“Judith?”, disse uma voz tosca e seca vinda dos fundos do Hall. Um tapete vermelho com símbolos maias cobria todo o chão, no fim do corredor de paredes nuas, havia uma porta antiga de fechadura torta entreaberta. De lá, surgia uma voz calma, despreocupada e sem esforço, “Sim... Marco...”.
Ele empurrou a porta e ali estava uma mulher de meia idade, com os cabelos loiros presos por uma fita de cetim azul, sentada defronte uma escrivaninha rústica.
- Afinal, o que tanto faz enfurnada nesse quarto?
Olhando de esguelha para Marco, ela tentava se lembrar do espírito jovem do marido de quando se casaram e pensava como era incrível a idade ser capaz de envelhecer a alma.

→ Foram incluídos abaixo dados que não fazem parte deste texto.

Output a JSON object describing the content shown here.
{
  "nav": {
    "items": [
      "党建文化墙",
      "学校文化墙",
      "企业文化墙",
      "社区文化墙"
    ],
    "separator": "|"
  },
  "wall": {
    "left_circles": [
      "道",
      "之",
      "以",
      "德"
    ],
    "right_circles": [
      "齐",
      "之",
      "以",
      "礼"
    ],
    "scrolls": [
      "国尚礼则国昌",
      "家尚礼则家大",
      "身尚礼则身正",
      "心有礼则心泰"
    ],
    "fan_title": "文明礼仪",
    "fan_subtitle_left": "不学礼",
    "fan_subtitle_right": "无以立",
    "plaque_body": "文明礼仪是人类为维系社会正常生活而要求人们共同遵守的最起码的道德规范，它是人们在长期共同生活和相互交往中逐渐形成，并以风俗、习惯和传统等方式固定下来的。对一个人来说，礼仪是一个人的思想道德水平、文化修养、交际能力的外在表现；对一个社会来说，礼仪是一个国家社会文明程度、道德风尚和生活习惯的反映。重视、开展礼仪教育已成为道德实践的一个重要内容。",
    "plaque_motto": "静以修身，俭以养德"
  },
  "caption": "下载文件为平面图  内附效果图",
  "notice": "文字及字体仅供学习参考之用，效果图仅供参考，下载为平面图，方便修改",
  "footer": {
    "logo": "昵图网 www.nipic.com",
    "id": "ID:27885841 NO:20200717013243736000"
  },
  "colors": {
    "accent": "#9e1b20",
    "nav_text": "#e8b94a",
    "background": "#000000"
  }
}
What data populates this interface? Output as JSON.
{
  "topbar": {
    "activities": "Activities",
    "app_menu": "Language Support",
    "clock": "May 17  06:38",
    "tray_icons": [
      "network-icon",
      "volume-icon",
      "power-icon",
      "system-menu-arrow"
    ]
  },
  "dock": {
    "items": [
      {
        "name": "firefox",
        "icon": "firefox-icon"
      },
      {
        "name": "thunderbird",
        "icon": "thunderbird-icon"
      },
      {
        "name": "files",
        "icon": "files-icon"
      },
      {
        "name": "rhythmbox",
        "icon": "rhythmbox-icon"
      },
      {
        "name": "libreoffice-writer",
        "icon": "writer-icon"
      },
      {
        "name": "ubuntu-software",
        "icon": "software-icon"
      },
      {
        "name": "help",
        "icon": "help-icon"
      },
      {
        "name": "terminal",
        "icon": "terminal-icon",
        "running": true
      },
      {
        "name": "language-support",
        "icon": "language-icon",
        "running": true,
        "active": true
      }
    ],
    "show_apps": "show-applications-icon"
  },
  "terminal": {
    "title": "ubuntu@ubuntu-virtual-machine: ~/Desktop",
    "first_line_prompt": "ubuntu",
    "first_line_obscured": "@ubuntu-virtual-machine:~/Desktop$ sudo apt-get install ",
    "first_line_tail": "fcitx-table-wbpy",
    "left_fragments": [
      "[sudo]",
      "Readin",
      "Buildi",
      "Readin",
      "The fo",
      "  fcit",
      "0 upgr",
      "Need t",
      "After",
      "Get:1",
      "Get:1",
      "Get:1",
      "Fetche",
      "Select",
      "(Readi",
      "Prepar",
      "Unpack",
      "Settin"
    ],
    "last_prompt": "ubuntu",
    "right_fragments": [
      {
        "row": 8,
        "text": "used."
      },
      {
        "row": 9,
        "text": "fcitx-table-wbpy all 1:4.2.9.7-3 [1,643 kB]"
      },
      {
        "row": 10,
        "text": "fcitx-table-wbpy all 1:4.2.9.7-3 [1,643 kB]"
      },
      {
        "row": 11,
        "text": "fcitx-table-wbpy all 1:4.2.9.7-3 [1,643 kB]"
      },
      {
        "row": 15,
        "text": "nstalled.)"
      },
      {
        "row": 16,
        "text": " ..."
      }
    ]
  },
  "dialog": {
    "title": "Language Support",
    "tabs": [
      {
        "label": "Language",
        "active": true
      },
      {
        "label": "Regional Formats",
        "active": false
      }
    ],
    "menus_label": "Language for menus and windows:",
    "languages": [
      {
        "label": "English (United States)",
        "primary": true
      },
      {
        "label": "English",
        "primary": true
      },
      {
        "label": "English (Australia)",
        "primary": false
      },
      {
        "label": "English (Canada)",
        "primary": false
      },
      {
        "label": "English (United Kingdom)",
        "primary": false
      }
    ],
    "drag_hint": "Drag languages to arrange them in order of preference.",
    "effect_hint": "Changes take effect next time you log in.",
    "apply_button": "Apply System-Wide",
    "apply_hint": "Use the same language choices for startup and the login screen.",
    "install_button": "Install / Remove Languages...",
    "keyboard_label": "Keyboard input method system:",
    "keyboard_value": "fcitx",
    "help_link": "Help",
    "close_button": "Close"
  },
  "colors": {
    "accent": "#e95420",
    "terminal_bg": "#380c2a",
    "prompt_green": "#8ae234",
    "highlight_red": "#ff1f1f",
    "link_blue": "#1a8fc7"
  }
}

Respondeu então ao homem de olhos castanhos e cabelos grisalhos “Estou arrumando meus papéis...”.
- Não sei porque perde tempo mexendo com isso. – mirando com ar de desprezo as pilhas pequenas de papéis coloridos.
- Você sabe que é importante para a Belinda... – como que a ignorar cada palavra dele.
- Ah! Você e essa sua filha louca!
- Ela também é sua!
- Não, minha é que não é! Se ela continuar a falar essas histórias malucas que você coloca na cabeça dela, eu vou...
- Você vai fazer o quê? – levantou-se da cadeira num salto e o encarava.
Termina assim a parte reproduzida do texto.